In the 1940s, scholars struggled over truth in reporting, the marketplace of ideas, and the free press. Their deliberations are more relevant than ever.

Henry R. Luce, the publisher of Time Inc., first proposed engaging a panel of scholars on the state of the American press in December of 1942. He suggested the idea to his friend Robert Maynard Hutchins, a legal and educational philosopher who, just over a decade earlier, at the age of thirty, had become the president of the University of Chicago. With the country mobilized for the fight against totalitarianism, Luce envisioned a philosophical inquiry that would reaffirm the foundations of freedom in the United States. Distrust of the media had become pervasive, and Luce believed that the public needed to better understand the purpose and function of the press. At first, Hutchins demurred, contending that the project would be too difficult to organize. Finally, in the fall of 1943, after months of Luce’s cajoling, he agreed to lead the effort.

On December 15, 1943, a group of academics and policymakers gathered for the first time at the University Club, in New York. Luce’s initial idea had been to enlist the University of Chicago’s philosophy department, but Hutchins went in a different direction, selecting luminaries from a range of disciplines. The group included Reinhold Niebuhr, the theologian and ethicist; Charles E. Merriam, one of the nation’s leading political scientists; Arthur M. Schlesinger, Sr., a Harvard historian; Archibald MacLeish, the librarian of Congress and a Pulitzer Prize-winning poet; and William Ernest Hocking, a renowned philosopher of religion. None were journalists; Hutchins believed that the industry needed to be excavated by outsiders.
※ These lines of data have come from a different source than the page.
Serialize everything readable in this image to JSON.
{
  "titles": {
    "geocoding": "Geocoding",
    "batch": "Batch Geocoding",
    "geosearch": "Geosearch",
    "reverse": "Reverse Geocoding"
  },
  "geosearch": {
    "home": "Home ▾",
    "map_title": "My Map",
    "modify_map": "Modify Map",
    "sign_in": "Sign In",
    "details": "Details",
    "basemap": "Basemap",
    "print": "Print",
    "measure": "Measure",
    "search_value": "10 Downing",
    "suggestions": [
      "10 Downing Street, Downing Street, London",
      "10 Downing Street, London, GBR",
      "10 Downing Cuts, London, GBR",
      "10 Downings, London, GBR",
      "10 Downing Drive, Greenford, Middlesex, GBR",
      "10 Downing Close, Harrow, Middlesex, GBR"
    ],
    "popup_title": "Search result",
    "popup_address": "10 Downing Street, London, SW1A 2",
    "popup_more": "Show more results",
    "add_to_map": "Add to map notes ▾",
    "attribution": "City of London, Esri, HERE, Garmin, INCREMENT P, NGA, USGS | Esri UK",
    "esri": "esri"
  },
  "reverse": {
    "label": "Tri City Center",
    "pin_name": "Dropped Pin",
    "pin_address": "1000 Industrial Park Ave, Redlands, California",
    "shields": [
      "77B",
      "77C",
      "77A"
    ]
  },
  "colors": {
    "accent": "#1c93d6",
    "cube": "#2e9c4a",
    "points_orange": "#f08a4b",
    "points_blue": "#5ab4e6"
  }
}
The thirteen Americans and four international advisers, whom Hutchins called the Commission on the Freedom of the Press, would spend nearly three years evaluating American journalism. In a statement of principles, Hutchins told them that their purpose was to answer three questions: “What society do we want? What do we have? How can the press . . . be used to get what we want?”
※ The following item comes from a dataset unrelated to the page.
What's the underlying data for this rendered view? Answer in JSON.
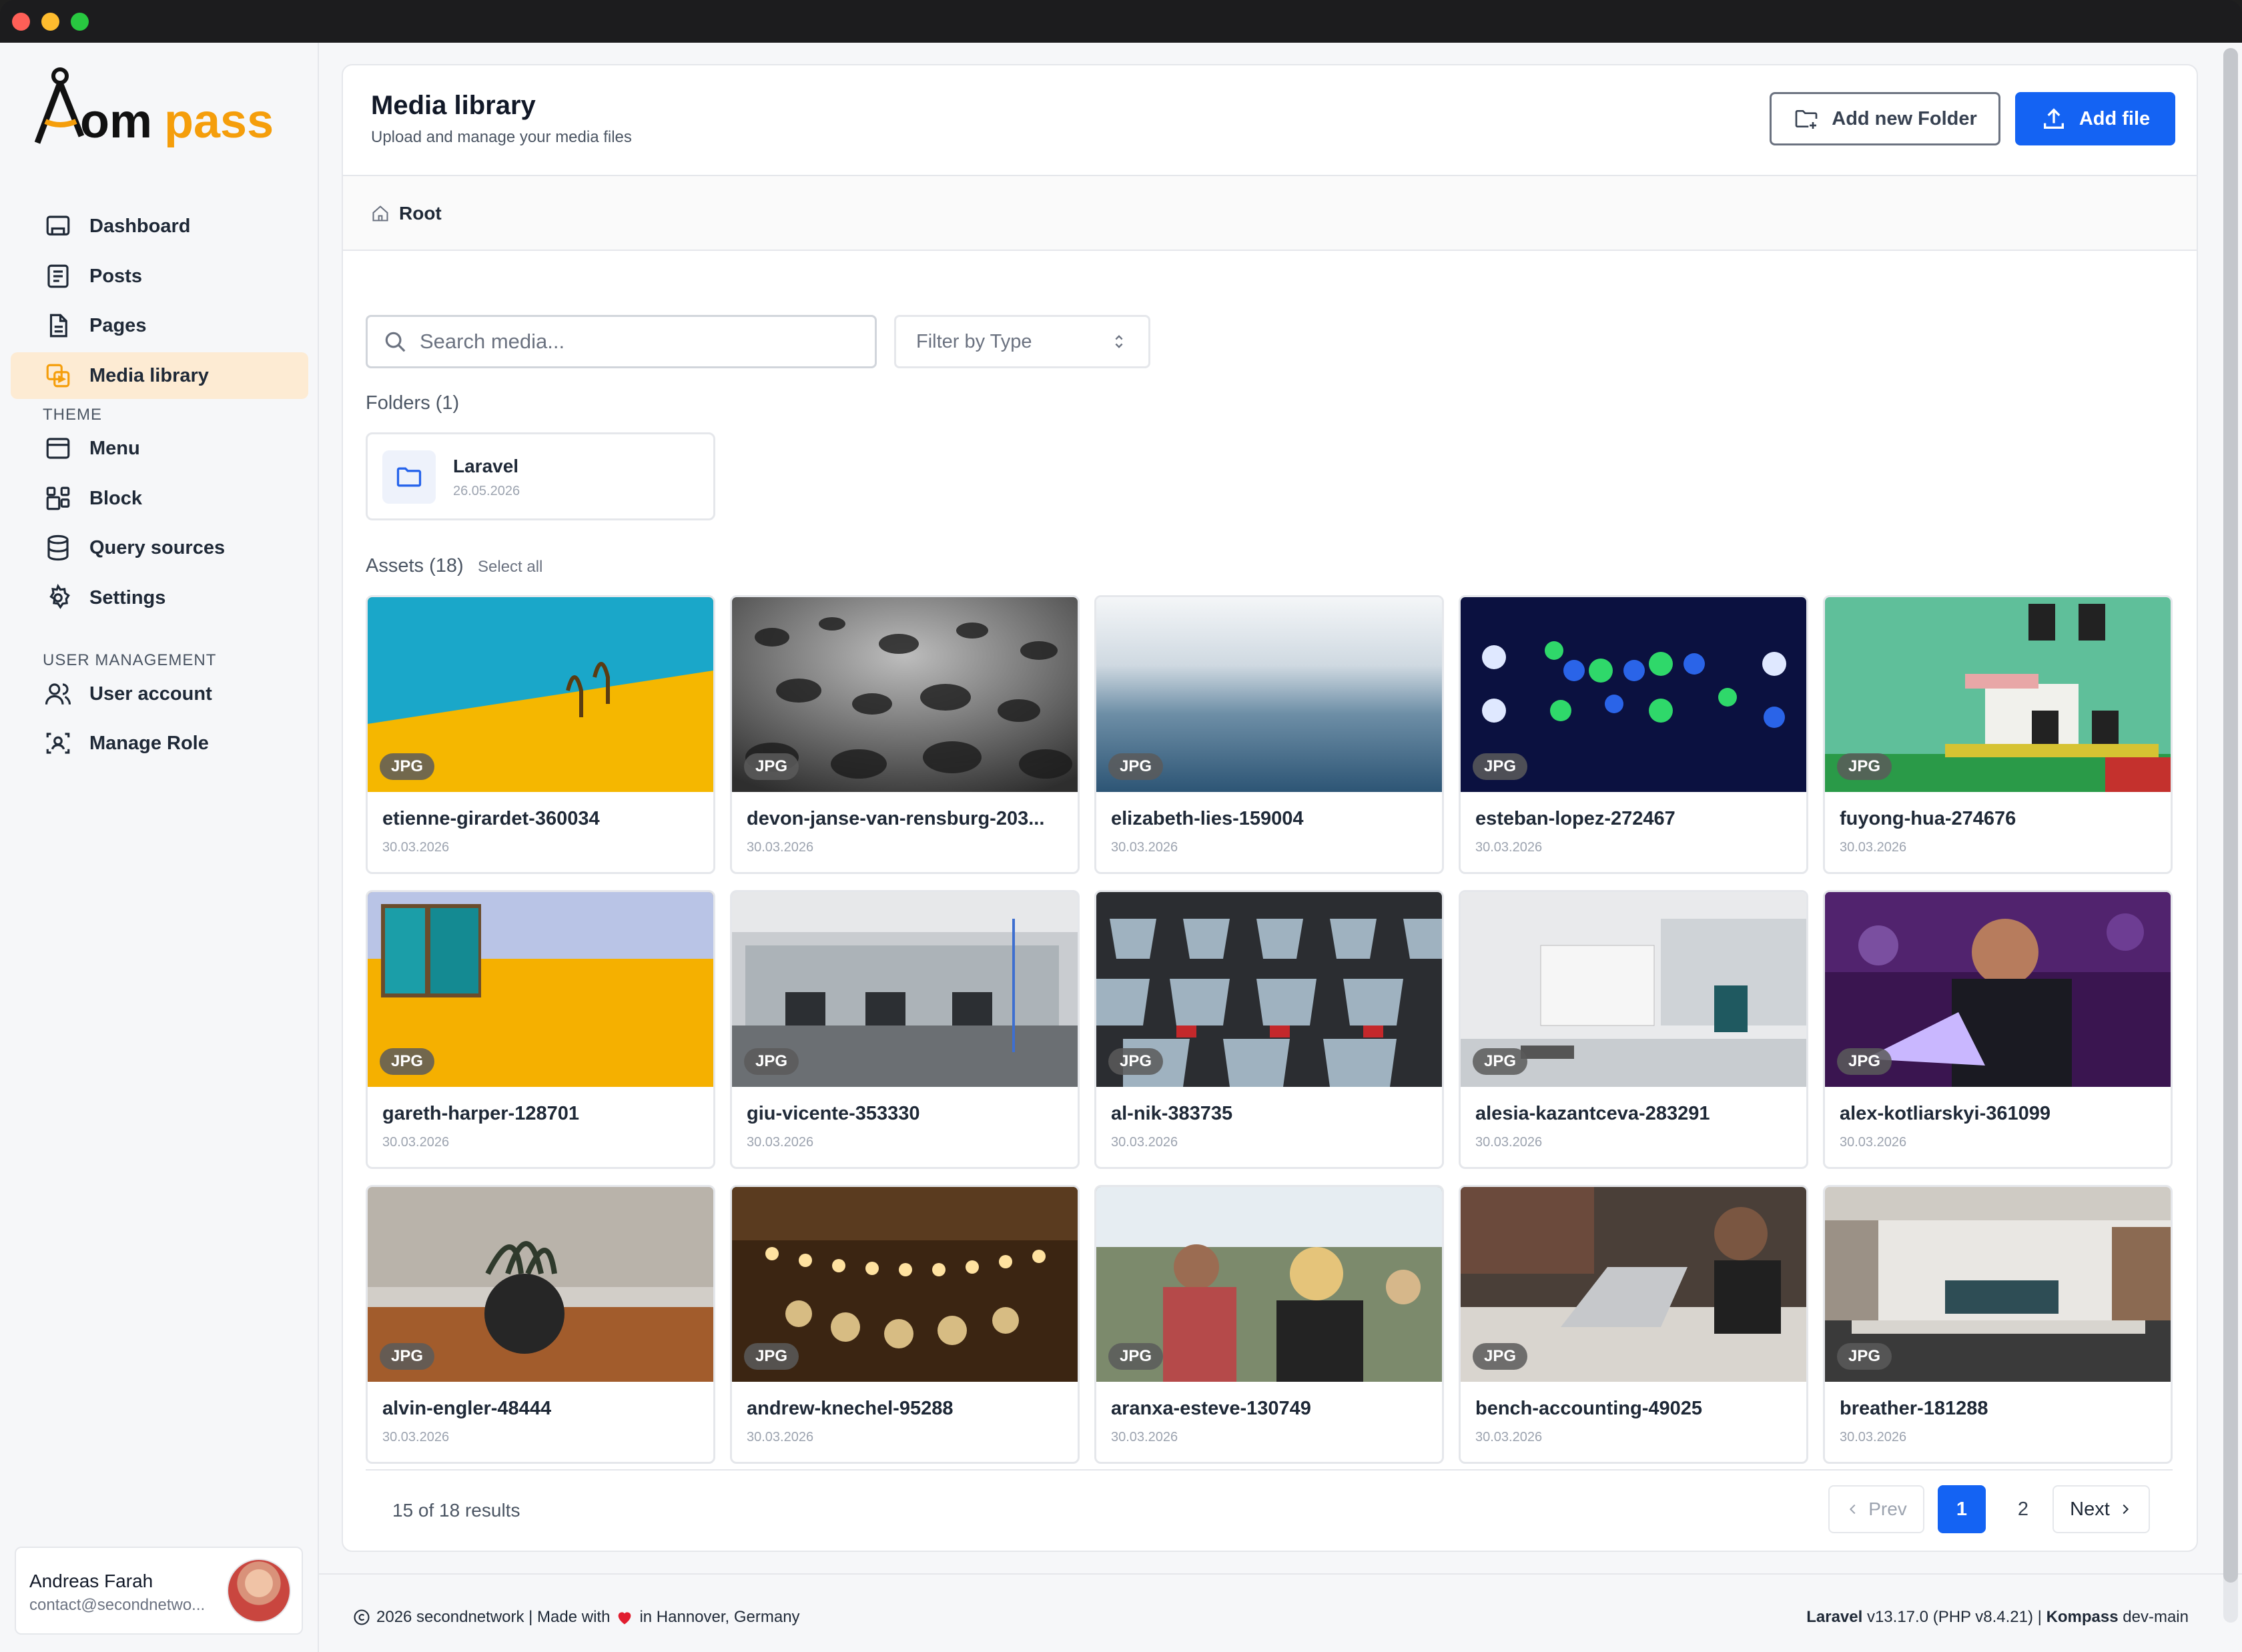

In “An Aristocracy of Critics: Luce, Hutchins, Niebuhr, and the Committee that Redefined the Freedom of the Press” (Yale), Stephen Bates, a journalism professor at the University of Nevada, Las Vegas, re-creates the panel’s deliberations. As fascism advanced in Europe, there was a palpable sense that liberties were imperilled at home; in an essay published in the Times, Henry A. Wallace, Franklin D. Roosevelt’s Vice-President, compared fascism to an “infectious disease” and warned against the “deliberate, systematic poisoning of the public channels of information.” Commission members worried about the forces of division in American society, the power of tribalism to warp political debate, and the press’s role in provoking discord. Americans were inhabiting “different worlds of fact and judgment,” John M. Clark, a Columbia University economist, said. Hocking, the philosopher of religion, considered the way a publication and its readers could create a closed system that was rage-filled, self-reinforcing, and profitable; another commission member, George Shuster, the president of Hunter College, warned that a one-sided press could “pull the house apart.”